After the first 20 minutes, I got up and talked to one of the ushers. The manager came in and told them to be quiet. Nothing happened. I went back out and talked to the same manager. Nothing happened.
At that point, I figured what the heck. The manager wasn't DOING anything. I half expected her to come back and check, but no.
So I lost my temper a bit. I fumed through the second half of the movie, and by the time it was over, had resolved to Do Something.
I went out to the lobby and complained about the whole experience. I asked the manager (the same woman) what people had to do to get kicked out of an AMC theater. Apparently, one more complaint from me would have ousted them.
But let's think about that. I spent about 20 minutes of that movie walking to and from the theater and discussing the problem first with ushers, then with the manager when they fetched her from the office. I spent the remainder of the movie dealing with the kids. Should I have had to go back out and complain some more?

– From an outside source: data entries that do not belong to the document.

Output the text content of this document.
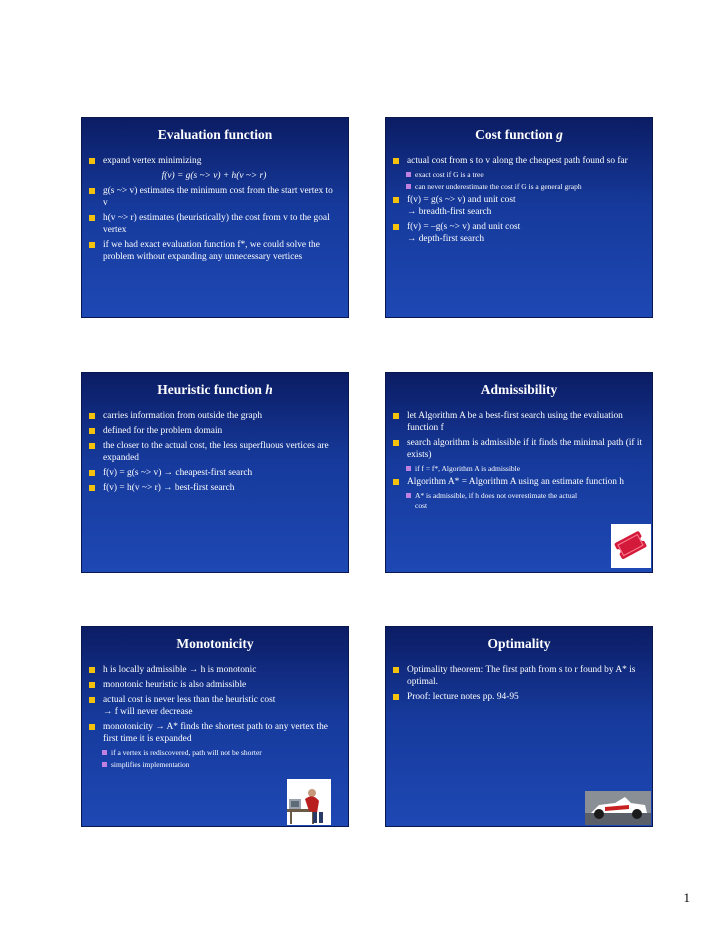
Evaluation function
expand vertex minimizing
f(v) = g(s ~> v) + h(v ~> r)
g(s ~> v) estimates the minimum cost from the start vertex to v
h(v ~> r) estimates (heuristically) the cost from v to the goal vertex
if we had exact evaluation function f*, we could solve the problem without expanding any unnecessary vertices
Cost function g
actual cost from s to v along the cheapest path found so far
exact cost if G is a tree
can never underestimate the cost if G is a general graph
f(v) = g(s ~> v) and unit cost
→ breadth-first search
f(v) = –g(s ~> v) and unit cost
→ depth-first search
Heuristic function h
carries information from outside the graph
defined for the problem domain
the closer to the actual cost, the less superfluous vertices are expanded
f(v) = g(s ~> v) → cheapest-first search
f(v) = h(v ~> r) → best-first search
Admissibility
let Algorithm A be a best-first search using the evaluation function f
search algorithm is admissible if it finds the minimal path (if it exists)
if f = f*, Algorithm A is admissible
Algorithm A* = Algorithm A using an estimate function h
A* is admissible, if h does not overestimate the actual cost
Monotonicity
h is locally admissible → h is monotonic
monotonic heuristic is also admissible
actual cost is never less than the heuristic cost
→ f will never decrease
monotonicity → A* finds the shortest path to any vertex the first time it is expanded
if a vertex is rediscovered, path will not be shorter
simplifies implementation
Optimality
Optimality theorem: The first path from s to r found by A* is optimal.
Proof: lecture notes pp. 94-95
1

Should my entire movie-going experience be dedicated to ensuring that my fellow viewers actually get to enjoy the movie I paid to miss?
(All of those questions where rhetorical.)
The manager gave me a free pass to come see another movie, but really. If I come back with that free pass, will my movie be the same? I think it will. I think enough parents think it's okay to drop off their kids to see a PG-13 movie (even though they aren't old enough), that there will be other kids next time. I think the theater doesn't bother to check ages, even if they could, because it would hold up the lines and the kids don't have IDs to check anyway. They can lie. I think even if the parents had been there sitting next to those kids, nothing would have been different.
I think theaters should require you to bring your own headphones, so you can put them on, block out the noisy people around you, and hear only the movie you're watching.
I think that there should be a Vow of Silence movie theater, which will not admit anyone under the age of 21 and involve cones of solitude so that you can watch your movie in peace.
I think that more films should be available for iTunes rental the second they hit theaters, so you don't have to be anywhere near people if you want to watch them.
I think this is why people build movie theaters in their basements.
I also think I'd better be careful on stairs, in case I fall and break a hip.
* Yes, I missed Loki, but I love this movie so much, I have already been again and will go some more for SURE, because Avengers. Basically, it is everything a movie needs in one package. Action, adventure, wordplay, running gags, and Joss Whedon.
** Before you start, yes, I know this is still cheap if you live in a more populated area. I mean, I was shocked when Kelly told me how expensive the movies were in the city! But I do not live in the city, where movie tickets cost lots of money. I live in the country, where you basically have to bribe us to go out in the evening and do anything other than watching high school sports. We do not earn enough to afford entertainment budgets beyond the cost of a tenderloin at the county fair. Know your demographic, AMC.